Sometimes the openness tests both parent and kid. Recently, Helena, a single mother, left out a bowl of condoms for her 13-year-old son. “I though I was being a good mother, trying to say, ‘Protect yourself.’ I told him they were in the drawer in the washroom. The problem is, he told me he didn’t want me to know how much sex he was having and that I’ll be able to tell by the condoms missing,” she laughs. “Which means he is having sex. And we did end up talking about it and especially about using protection. My mother would have killed me if she had found out I was having sex at 13.”

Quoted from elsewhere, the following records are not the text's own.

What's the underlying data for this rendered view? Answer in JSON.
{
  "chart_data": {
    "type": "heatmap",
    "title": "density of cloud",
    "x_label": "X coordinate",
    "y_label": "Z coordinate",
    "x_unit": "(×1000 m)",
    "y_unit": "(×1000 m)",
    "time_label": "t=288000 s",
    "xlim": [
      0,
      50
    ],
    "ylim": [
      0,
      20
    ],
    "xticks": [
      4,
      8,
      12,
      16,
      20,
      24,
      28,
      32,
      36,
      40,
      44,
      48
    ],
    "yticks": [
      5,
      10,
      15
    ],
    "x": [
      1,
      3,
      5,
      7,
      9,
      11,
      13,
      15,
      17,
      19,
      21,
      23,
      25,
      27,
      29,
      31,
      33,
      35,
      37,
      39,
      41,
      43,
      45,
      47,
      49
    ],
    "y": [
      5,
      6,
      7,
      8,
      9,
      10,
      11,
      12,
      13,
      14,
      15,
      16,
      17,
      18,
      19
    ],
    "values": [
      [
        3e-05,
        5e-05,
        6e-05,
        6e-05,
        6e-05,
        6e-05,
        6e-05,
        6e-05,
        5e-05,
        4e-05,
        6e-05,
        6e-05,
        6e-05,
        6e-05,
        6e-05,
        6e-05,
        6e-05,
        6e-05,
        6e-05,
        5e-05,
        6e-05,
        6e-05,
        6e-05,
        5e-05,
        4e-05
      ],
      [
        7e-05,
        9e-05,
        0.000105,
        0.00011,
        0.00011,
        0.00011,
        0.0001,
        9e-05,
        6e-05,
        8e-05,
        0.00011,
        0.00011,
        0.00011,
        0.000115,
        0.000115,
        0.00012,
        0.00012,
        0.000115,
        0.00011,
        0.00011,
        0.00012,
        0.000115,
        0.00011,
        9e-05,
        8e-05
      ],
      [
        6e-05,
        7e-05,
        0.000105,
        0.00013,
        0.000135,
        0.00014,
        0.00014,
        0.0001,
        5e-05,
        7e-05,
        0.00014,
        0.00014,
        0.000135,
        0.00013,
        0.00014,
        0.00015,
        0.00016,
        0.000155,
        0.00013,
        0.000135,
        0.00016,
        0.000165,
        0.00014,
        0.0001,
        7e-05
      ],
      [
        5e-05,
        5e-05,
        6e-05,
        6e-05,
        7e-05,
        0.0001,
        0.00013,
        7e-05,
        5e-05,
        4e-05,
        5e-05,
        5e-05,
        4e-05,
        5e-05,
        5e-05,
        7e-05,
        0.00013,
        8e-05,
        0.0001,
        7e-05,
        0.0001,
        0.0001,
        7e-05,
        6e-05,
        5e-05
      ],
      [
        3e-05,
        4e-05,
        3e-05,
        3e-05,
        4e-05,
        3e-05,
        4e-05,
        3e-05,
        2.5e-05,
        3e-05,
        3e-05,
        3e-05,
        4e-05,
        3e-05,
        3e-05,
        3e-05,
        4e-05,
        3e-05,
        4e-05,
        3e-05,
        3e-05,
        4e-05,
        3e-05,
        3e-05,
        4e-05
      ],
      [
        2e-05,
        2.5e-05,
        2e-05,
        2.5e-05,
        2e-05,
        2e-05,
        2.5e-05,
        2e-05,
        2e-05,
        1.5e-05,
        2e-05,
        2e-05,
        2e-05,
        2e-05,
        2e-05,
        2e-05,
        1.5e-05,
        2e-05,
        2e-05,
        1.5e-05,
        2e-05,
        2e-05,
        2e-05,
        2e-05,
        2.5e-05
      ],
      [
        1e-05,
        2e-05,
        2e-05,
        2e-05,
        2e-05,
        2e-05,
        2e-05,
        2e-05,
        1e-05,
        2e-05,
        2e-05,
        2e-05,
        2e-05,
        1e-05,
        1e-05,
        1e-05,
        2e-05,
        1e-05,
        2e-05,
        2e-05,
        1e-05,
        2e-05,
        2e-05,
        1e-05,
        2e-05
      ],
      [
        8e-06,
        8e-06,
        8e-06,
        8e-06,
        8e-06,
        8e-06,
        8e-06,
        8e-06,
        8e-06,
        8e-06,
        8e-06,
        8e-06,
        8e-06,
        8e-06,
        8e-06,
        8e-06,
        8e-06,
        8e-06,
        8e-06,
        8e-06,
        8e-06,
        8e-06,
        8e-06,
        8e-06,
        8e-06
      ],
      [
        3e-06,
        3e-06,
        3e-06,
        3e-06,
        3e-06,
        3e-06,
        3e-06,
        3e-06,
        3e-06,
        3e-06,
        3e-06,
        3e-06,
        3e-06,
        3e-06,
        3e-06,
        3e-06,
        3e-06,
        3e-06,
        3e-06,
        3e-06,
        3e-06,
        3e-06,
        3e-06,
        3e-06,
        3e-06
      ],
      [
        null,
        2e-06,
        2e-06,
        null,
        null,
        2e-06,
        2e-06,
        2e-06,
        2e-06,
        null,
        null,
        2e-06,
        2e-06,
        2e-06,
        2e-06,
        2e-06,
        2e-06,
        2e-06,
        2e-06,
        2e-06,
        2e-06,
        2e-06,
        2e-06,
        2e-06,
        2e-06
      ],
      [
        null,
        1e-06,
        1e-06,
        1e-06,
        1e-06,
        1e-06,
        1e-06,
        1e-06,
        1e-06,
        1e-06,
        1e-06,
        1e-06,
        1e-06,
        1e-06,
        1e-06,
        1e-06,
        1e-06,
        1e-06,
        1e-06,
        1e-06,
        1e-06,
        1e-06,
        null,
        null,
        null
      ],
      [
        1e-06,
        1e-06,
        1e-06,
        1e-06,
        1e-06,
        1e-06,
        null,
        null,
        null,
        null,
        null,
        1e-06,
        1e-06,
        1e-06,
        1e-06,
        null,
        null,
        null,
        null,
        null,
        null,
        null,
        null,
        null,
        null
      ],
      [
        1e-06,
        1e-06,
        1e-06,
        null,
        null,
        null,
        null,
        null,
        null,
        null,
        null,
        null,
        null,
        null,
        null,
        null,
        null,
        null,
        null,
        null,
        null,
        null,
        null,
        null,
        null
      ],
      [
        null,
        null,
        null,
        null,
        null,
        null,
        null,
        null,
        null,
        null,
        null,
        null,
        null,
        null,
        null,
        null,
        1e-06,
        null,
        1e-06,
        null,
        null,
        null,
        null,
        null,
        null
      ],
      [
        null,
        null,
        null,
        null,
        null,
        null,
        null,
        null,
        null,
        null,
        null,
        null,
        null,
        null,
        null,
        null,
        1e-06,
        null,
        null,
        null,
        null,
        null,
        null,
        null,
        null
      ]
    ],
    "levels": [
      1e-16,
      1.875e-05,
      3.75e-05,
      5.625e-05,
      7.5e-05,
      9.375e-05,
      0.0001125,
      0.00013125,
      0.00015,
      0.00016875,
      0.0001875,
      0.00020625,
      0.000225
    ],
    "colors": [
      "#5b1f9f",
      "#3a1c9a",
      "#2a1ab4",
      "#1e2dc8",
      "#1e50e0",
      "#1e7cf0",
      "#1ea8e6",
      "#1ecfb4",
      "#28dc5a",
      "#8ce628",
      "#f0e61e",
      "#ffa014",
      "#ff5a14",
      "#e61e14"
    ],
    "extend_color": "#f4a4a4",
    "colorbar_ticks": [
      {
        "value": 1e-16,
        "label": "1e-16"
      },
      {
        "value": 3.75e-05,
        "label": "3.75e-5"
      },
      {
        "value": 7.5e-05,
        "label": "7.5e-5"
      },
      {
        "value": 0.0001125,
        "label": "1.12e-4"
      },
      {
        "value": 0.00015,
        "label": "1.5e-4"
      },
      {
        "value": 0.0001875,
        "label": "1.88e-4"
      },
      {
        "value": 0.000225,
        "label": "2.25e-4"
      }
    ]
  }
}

It’s clear parents are struggling with these questions. When New Yorker Kathy Radigan wrote a tough-love open letter to her teenaged son about drinking underage, it went viral. Nothing makes her angrier than parents who just don’t say no, she says. “It drives me nuts when parents say, ‘It’s going to happen anyway.’ ” Radigan says she had lots of friends who she assumed had the same parenting values. “I was surprised to find myself in the minority against parents who thought it was okay for their kids to experiment and be so open about it,” she says.
“Listen,” adds Radigan. “As soon as you buy your children alcohol, or teach them how to drink ‘properly,’ it’s illegal. One bad decision can ruin their lives and parents have to tell them that! I’m friendly but I’m not my children’s friends. I’m the parent. I can be liked by them when I’m a grandparent.”